The Social Security Expansion Act (for which Congress.gov has no entry at this writing) would lift the payroll tax cap so that Social Security can tax income over $132,900 into the system. That would allow Social Security to expand the benefits it pays and meet the budgetary shortfalls that might afflict it decades from now should wages never, ever go up again. If your right-wing uncle bellows about liberals always wanting to spend money and never telling you where it comes from, remind him that lifting the payroll tax cap describes exactly where the money's going to come from. If he then objects that rich folks should therefore get six-digit Social Security checks every month when they retire, remind him that Social Security's objective is to ensure that all Americans can retire with dignity, not so that some retirees can buy a new Rolls Royce every month. Social Security Works helps you tell your Congressfolk to help more good Americans retire with dignity by passing the Social Security Expansion Act.

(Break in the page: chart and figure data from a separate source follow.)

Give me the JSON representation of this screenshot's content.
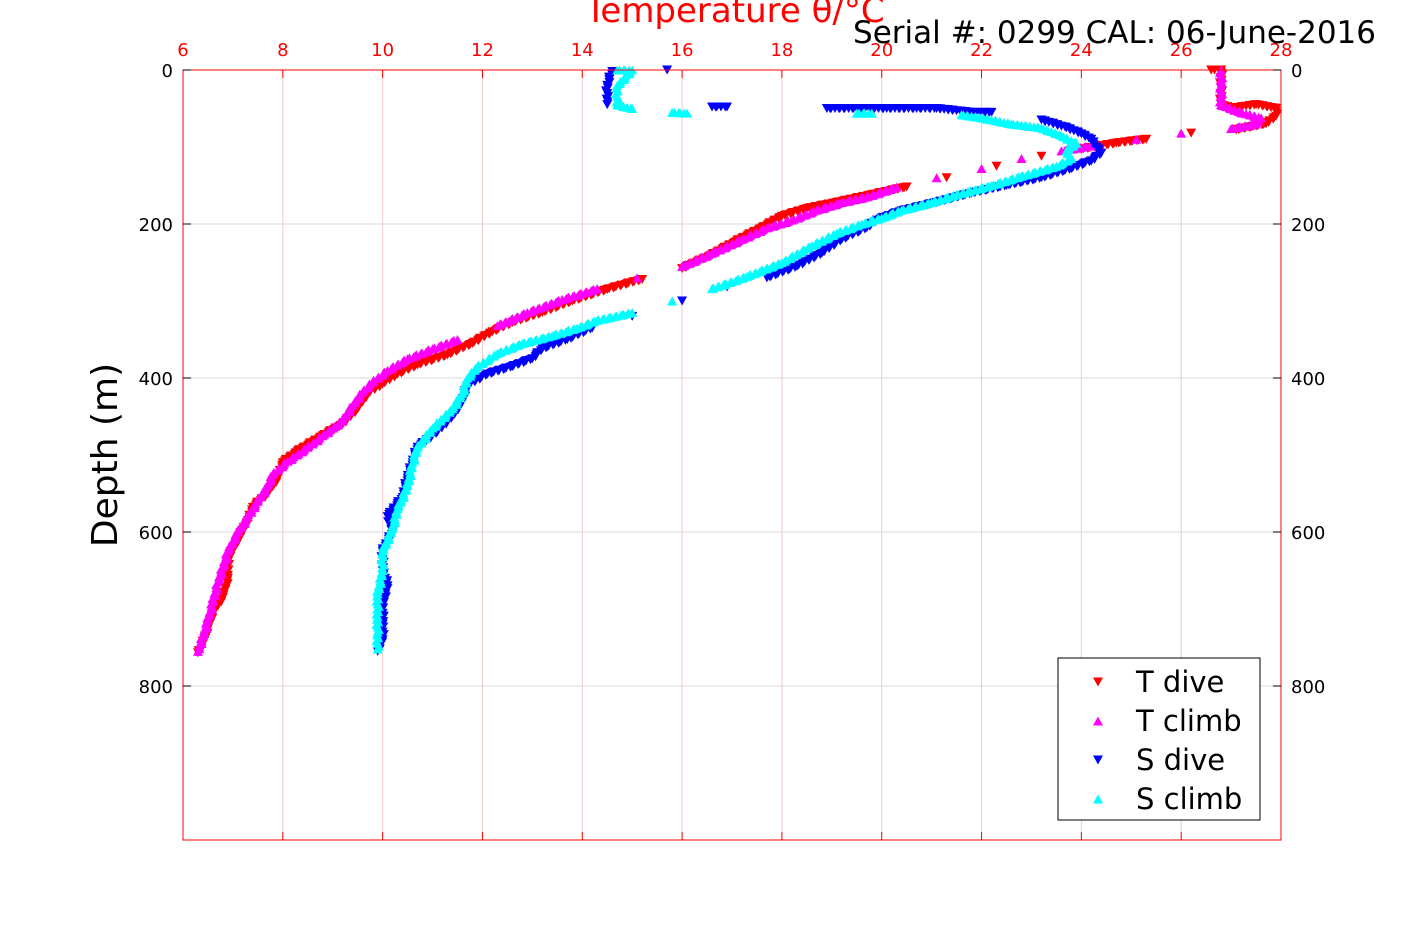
{
  "chart_data": {
    "type": "scatter",
    "title": "Temperature θ/°C",
    "subtitle": "Serial #: 0299 CAL: 06-June-2016",
    "xlabel": "Temperature θ/°C",
    "ylabel": "Depth (m)",
    "xlim": [
      6,
      28
    ],
    "ylim": [
      1000,
      0
    ],
    "y_reversed": true,
    "x_axis_position": "top",
    "x_ticks": [
      "6",
      "8",
      "10",
      "12",
      "14",
      "16",
      "18",
      "20",
      "22",
      "24",
      "26",
      "28"
    ],
    "y_ticks": [
      "0",
      "200",
      "400",
      "600",
      "800"
    ],
    "grid": true,
    "legend_position": "bottom-right",
    "axis_color": "#ff0000",
    "series": [
      {
        "name": "T dive",
        "marker": "triangle-down",
        "color": "#ff0000",
        "points": [
          [
            26.6,
            0
          ],
          [
            26.8,
            0
          ],
          [
            26.8,
            20
          ],
          [
            26.8,
            45
          ],
          [
            27.0,
            50
          ],
          [
            27.5,
            45
          ],
          [
            27.9,
            50
          ],
          [
            27.9,
            60
          ],
          [
            27.7,
            70
          ],
          [
            27.1,
            78
          ],
          [
            26.2,
            82
          ],
          [
            25.3,
            90
          ],
          [
            24.7,
            95
          ],
          [
            24.0,
            103
          ],
          [
            23.2,
            112
          ],
          [
            22.3,
            125
          ],
          [
            21.3,
            140
          ],
          [
            20.5,
            152
          ],
          [
            19.8,
            162
          ],
          [
            19.1,
            172
          ],
          [
            18.5,
            180
          ],
          [
            18.0,
            190
          ],
          [
            17.6,
            205
          ],
          [
            17.1,
            222
          ],
          [
            16.6,
            240
          ],
          [
            16.0,
            258
          ],
          [
            15.2,
            272
          ],
          [
            14.5,
            285
          ],
          [
            13.8,
            300
          ],
          [
            13.2,
            315
          ],
          [
            12.6,
            328
          ],
          [
            12.2,
            340
          ],
          [
            11.8,
            355
          ],
          [
            11.3,
            370
          ],
          [
            10.7,
            383
          ],
          [
            10.3,
            395
          ],
          [
            10.0,
            408
          ],
          [
            9.7,
            420
          ],
          [
            9.5,
            440
          ],
          [
            9.2,
            460
          ],
          [
            8.8,
            475
          ],
          [
            8.3,
            495
          ],
          [
            8.0,
            510
          ],
          [
            7.9,
            530
          ],
          [
            7.7,
            550
          ],
          [
            7.4,
            568
          ],
          [
            7.3,
            585
          ],
          [
            7.1,
            610
          ],
          [
            6.9,
            635
          ],
          [
            6.9,
            660
          ],
          [
            6.8,
            685
          ],
          [
            6.6,
            705
          ],
          [
            6.5,
            725
          ],
          [
            6.4,
            745
          ],
          [
            6.3,
            757
          ]
        ]
      },
      {
        "name": "T climb",
        "marker": "triangle-up",
        "color": "#ff00ff",
        "points": [
          [
            26.8,
            0
          ],
          [
            26.8,
            20
          ],
          [
            26.8,
            45
          ],
          [
            27.2,
            55
          ],
          [
            27.6,
            62
          ],
          [
            27.5,
            70
          ],
          [
            27.0,
            76
          ],
          [
            26.0,
            82
          ],
          [
            25.1,
            90
          ],
          [
            24.3,
            97
          ],
          [
            23.6,
            105
          ],
          [
            22.8,
            115
          ],
          [
            22.0,
            128
          ],
          [
            21.1,
            140
          ],
          [
            20.3,
            152
          ],
          [
            19.7,
            165
          ],
          [
            19.2,
            172
          ],
          [
            18.7,
            182
          ],
          [
            18.2,
            195
          ],
          [
            17.7,
            205
          ],
          [
            17.2,
            220
          ],
          [
            16.6,
            238
          ],
          [
            16.0,
            255
          ],
          [
            15.1,
            270
          ],
          [
            14.3,
            284
          ],
          [
            13.6,
            298
          ],
          [
            12.9,
            315
          ],
          [
            12.3,
            332
          ],
          [
            11.5,
            350
          ],
          [
            11.0,
            362
          ],
          [
            10.5,
            375
          ],
          [
            10.1,
            390
          ],
          [
            9.8,
            405
          ],
          [
            9.6,
            418
          ],
          [
            9.4,
            435
          ],
          [
            9.2,
            455
          ],
          [
            8.8,
            475
          ],
          [
            8.5,
            490
          ],
          [
            8.1,
            508
          ],
          [
            7.8,
            525
          ],
          [
            7.7,
            540
          ],
          [
            7.5,
            560
          ],
          [
            7.3,
            580
          ],
          [
            7.1,
            600
          ],
          [
            6.9,
            625
          ],
          [
            6.8,
            645
          ],
          [
            6.7,
            665
          ],
          [
            6.6,
            690
          ],
          [
            6.5,
            715
          ],
          [
            6.4,
            735
          ],
          [
            6.3,
            755
          ]
        ]
      },
      {
        "name": "S dive",
        "marker": "triangle-down",
        "color": "#0000ff",
        "points": [
          [
            15.7,
            0
          ],
          [
            14.6,
            2
          ],
          [
            14.5,
            20
          ],
          [
            14.5,
            45
          ],
          [
            16.6,
            48
          ],
          [
            16.9,
            48
          ],
          [
            18.9,
            50
          ],
          [
            19.5,
            50
          ],
          [
            20.1,
            50
          ],
          [
            20.7,
            50
          ],
          [
            21.1,
            50
          ],
          [
            21.8,
            55
          ],
          [
            22.2,
            55
          ],
          [
            23.2,
            65
          ],
          [
            23.7,
            75
          ],
          [
            24.0,
            83
          ],
          [
            24.2,
            90
          ],
          [
            24.3,
            100
          ],
          [
            24.4,
            108
          ],
          [
            24.2,
            118
          ],
          [
            23.8,
            128
          ],
          [
            23.2,
            140
          ],
          [
            22.5,
            150
          ],
          [
            21.8,
            160
          ],
          [
            21.1,
            172
          ],
          [
            20.4,
            183
          ],
          [
            19.9,
            195
          ],
          [
            19.7,
            205
          ],
          [
            19.2,
            220
          ],
          [
            18.8,
            238
          ],
          [
            18.3,
            255
          ],
          [
            17.7,
            270
          ],
          [
            16.9,
            282
          ],
          [
            16.0,
            300
          ],
          [
            15.0,
            320
          ],
          [
            14.2,
            335
          ],
          [
            13.7,
            350
          ],
          [
            13.2,
            362
          ],
          [
            13.0,
            375
          ],
          [
            12.6,
            385
          ],
          [
            12.1,
            395
          ],
          [
            11.7,
            410
          ],
          [
            11.6,
            430
          ],
          [
            11.4,
            450
          ],
          [
            11.1,
            470
          ],
          [
            10.7,
            490
          ],
          [
            10.6,
            510
          ],
          [
            10.5,
            530
          ],
          [
            10.4,
            555
          ],
          [
            10.1,
            580
          ],
          [
            10.2,
            600
          ],
          [
            10.0,
            625
          ],
          [
            10.0,
            650
          ],
          [
            10.1,
            670
          ],
          [
            10.0,
            695
          ],
          [
            10.0,
            720
          ],
          [
            10.0,
            740
          ],
          [
            9.9,
            755
          ]
        ]
      },
      {
        "name": "S climb",
        "marker": "triangle-up",
        "color": "#00ffff",
        "points": [
          [
            14.7,
            0
          ],
          [
            15.0,
            0
          ],
          [
            14.7,
            20
          ],
          [
            14.7,
            45
          ],
          [
            15.0,
            50
          ],
          [
            15.8,
            55
          ],
          [
            16.1,
            56
          ],
          [
            19.5,
            56
          ],
          [
            19.8,
            56
          ],
          [
            21.6,
            58
          ],
          [
            22.0,
            62
          ],
          [
            22.6,
            70
          ],
          [
            23.2,
            75
          ],
          [
            23.6,
            85
          ],
          [
            23.9,
            95
          ],
          [
            23.7,
            105
          ],
          [
            23.8,
            115
          ],
          [
            23.5,
            125
          ],
          [
            22.8,
            138
          ],
          [
            22.2,
            150
          ],
          [
            21.5,
            162
          ],
          [
            21.0,
            172
          ],
          [
            20.4,
            182
          ],
          [
            20.0,
            192
          ],
          [
            19.6,
            200
          ],
          [
            19.1,
            212
          ],
          [
            18.6,
            228
          ],
          [
            18.0,
            250
          ],
          [
            17.3,
            268
          ],
          [
            16.6,
            284
          ],
          [
            15.8,
            300
          ],
          [
            15.0,
            315
          ],
          [
            14.3,
            325
          ],
          [
            13.9,
            335
          ],
          [
            13.4,
            345
          ],
          [
            12.8,
            355
          ],
          [
            12.3,
            368
          ],
          [
            11.9,
            385
          ],
          [
            11.7,
            400
          ],
          [
            11.6,
            420
          ],
          [
            11.4,
            440
          ],
          [
            11.0,
            465
          ],
          [
            10.7,
            490
          ],
          [
            10.6,
            510
          ],
          [
            10.5,
            540
          ],
          [
            10.3,
            570
          ],
          [
            10.2,
            595
          ],
          [
            10.0,
            625
          ],
          [
            10.0,
            650
          ],
          [
            9.9,
            680
          ],
          [
            9.9,
            710
          ],
          [
            9.9,
            730
          ],
          [
            9.9,
            752
          ]
        ]
      }
    ]
  }
}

Meanwhile, to my amazement, the Senate has passed S. 47, a giant public lands bill that (among other good works) just so happens to reauthorize the Land and Water Conservation Fund forever, by a staggering 92-8 margin. Let's not go praising the Great God of Bipartisanship, though, because I'm pretty sure the fact that we have been agitating for a more permanent Land and Water Conservation Fund for several years (Congress let it lapse in 2015 and then let it lapse again late last year) has a significant amount to do with the Senate's good work here. So now the bill goes to the House, and you might think it's not a big lift to remind your House Reps that the Land and Water Conservation Fund gave us some of our most iconic public landmarks, but you never really know with these politicians, do you? Someone could get a bee in their bonnet that they can hold this popular bill hostage to some obscure lump of poison they've been trying to enact for years, so the Wilderness Society helps you tell your House Reps to pass S. 47 and protect the Land and Water Conservation Fund forever.
Finally, Sen. Gillibrand has reintroduced S. 463, the FAMILY Act, which would create a national paid family leave program in America -- you know, like the ones nearly every other nation on Earth have! Being without a paid family leave program is not something to shout WE'RE NUMBER ONE!!!! about, after all. The FAMILY Act would provide for 12 weeks of paid family leave for all Americans -- whether it's because they're sick or they need to care for someone in their family who's sick -- and would pay for it with a minuscule payroll tax of four-tenths of one percent, half paid by the worker and half by the employer, such that a person making $50,000 annually would only pay $100 annually toward the program. And if your right-wing uncle says there won't be enough people working to pay into the system to sustain it, remind him to look at the phrase "12 weeks" again; that leaves 40 weeks (and usually more!) to pay into the system. So Moms Rising helps you tell your Congressfolk to support working families by supporting the FAMILY Act.